Notes de lecture du livre Le mystère du capital : Pourquoi le capitalisme triomphe en Occident et échoue partout ailleurs d'Hernando De Soto
L’auteur essaie tout au long du livre de nous faire prendre conscience d’un concept auquel nous sommes tellement habitués que, comme l’électricité ou l’eau, nous n’y faisons plus attention. Ou plutôt nous avons oublié sa place dans le système et , pour Hernando de Soto, celle-ci est primordiale et même indispensable à tout développement. En effet la propriété est un fait acquis pour nous. Or on croit savoir que les pays en voie de développement souffrent d’un manque cruel de capital afin de financer les infrastructures et le système étatique d’une société prospère.
Pourtant Hernando de Soto arrive à montrer que ce capital est déjà présent mais qu’il est pas visible, que les dirigeants de ces pays ne réalisent pas sa place, son importance. Pourquoi ? Parce qu’il est extra-légal ou officieux, encore plus simplement c’est le marché noir. Pourquoi les gens vivent-ils en-dehors des structures légales ? L’auteur, un économiste “de terrain” puisqu’il a monté avec son équipe une boutique de vêtements dans la banlieue de Lima au Pérou. Afin de légaliser sa petite structure ils ont entrepris les démarches auprès des administrations compétentes : 289 jours à raison de 6 heures pleines par jours ! Les entrepreneurs n’ont donc pas un grand intérêt à légaliser leurs activités. Ce n’est même pas pour éviter certaines taxes car ils les paient par ailleurs mais parce que le système est illisible et mal adapté. Mais autant on peut se débrouiller pour développer sa petite affaire qui sera reconnue localement par d’autres, ce mode de fonctionnement trouve vite ses limites. Le droit de la propriété nous rappelle Hernando de Soto permet plus qu’une sécurité. Cela fixe le capital, celui lui donne une existence “détachée” du bien matériel : une maison a une valeur qui peut être ainsi comparée, valeur qui peut servir comme hypothèque pour financer une activité car reconnue par des organismes financiers.

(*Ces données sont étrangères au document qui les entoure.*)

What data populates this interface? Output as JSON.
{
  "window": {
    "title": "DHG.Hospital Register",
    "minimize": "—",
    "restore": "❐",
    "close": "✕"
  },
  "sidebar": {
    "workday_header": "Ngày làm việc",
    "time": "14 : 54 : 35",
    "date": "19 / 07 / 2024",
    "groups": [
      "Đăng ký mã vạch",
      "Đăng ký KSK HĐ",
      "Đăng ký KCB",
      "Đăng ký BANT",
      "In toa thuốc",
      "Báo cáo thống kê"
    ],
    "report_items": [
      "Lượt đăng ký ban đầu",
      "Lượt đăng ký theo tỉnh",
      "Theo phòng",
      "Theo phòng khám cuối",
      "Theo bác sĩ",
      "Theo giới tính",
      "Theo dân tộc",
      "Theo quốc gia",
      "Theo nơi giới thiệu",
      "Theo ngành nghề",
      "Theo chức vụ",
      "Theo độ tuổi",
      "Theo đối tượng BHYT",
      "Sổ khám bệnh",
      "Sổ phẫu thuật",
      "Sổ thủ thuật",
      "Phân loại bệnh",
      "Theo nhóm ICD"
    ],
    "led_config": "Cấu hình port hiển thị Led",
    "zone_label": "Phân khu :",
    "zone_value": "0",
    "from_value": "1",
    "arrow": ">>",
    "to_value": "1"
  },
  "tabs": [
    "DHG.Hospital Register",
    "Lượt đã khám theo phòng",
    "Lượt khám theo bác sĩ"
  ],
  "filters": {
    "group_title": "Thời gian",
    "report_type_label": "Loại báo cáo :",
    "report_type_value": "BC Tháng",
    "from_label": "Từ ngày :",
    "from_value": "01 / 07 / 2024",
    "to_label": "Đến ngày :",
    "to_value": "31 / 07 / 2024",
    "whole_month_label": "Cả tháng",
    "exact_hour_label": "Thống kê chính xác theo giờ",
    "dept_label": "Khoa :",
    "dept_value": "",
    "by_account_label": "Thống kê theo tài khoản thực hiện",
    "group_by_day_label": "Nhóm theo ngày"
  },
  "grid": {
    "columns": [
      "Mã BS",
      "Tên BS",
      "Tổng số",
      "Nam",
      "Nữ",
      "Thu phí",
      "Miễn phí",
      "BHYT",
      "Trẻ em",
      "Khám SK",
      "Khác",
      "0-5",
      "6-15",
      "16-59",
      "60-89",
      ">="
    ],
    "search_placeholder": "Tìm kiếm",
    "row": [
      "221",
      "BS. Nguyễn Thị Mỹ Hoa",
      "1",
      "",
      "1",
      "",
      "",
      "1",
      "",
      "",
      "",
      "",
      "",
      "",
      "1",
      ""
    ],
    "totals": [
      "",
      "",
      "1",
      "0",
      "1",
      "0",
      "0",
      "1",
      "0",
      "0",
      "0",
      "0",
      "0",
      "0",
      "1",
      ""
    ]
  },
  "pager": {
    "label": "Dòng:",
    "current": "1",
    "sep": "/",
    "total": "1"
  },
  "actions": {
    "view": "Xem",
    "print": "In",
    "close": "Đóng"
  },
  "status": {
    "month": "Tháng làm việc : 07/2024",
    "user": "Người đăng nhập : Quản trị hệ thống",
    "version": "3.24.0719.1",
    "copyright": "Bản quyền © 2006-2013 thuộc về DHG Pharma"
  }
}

Les pays occidentaux sont passés par cette phase de cohabitation entre les activités légales détenues par une frange de la population (corporatisme divers ou “cloche de verre” ) et une large part qui aspire aux mêmes droits. L’exemple des USA est longtemps développé : les vagues successives d’émigrants ne se sont pas vus attribués de terre par le jeune état dirigé par les colons anglais. Du coup une grande tension s’est installée car il a fallu du temps pour qu’on trouve un compromis. Les occupants illégaux ayant développé un système de répartition, d’arbitrage et même d’évaluation des améliorations apportées sur un terrain par une personne.
C’est ce processus que nous avons aussi oublié. Hernando de Soto explique les différents échecs de “légalisation” du capital dans les pays en voie de développement par la volonté de transposer tel quel un droit qui est l’aboutissement de nombreuses négociations d’un pays vers un autre. Pas de solution miracle bien sûr, mais comme souvent, c’est une volonté politique et pas une affaire de juristes ou de techniciens (développement de systèmes d’informations géographique performants). Car le premier obstacle réside dans l’ouverture de la cloche de verre : montrer l’intérêt pour l’élite existante de reconnaître le capital des pauvres. Le processus de constitution d’un droit de la propriété n’est pas détaillé mais la phase d’évaluation du capital est primordiale car c’est le meilleur moyen de reconnaître les investissements extra-légaux effectués.
La situation de ces pays est sans doute plus complexe, il est toujours tentant de réduire un vaste problème à une solution unique. Mais ce livre éclaire d’un jour nouveau la pauvreté car elle semble plus relative dans le sens où il y a un potentiel et qui plus est n’est pas mince. Ce qui est déprimant d’un autre côté c’est que la solution n’est pas technique ou aussi séduisante qu’une réduction de la dette ou une taxe sur les billets d’avion.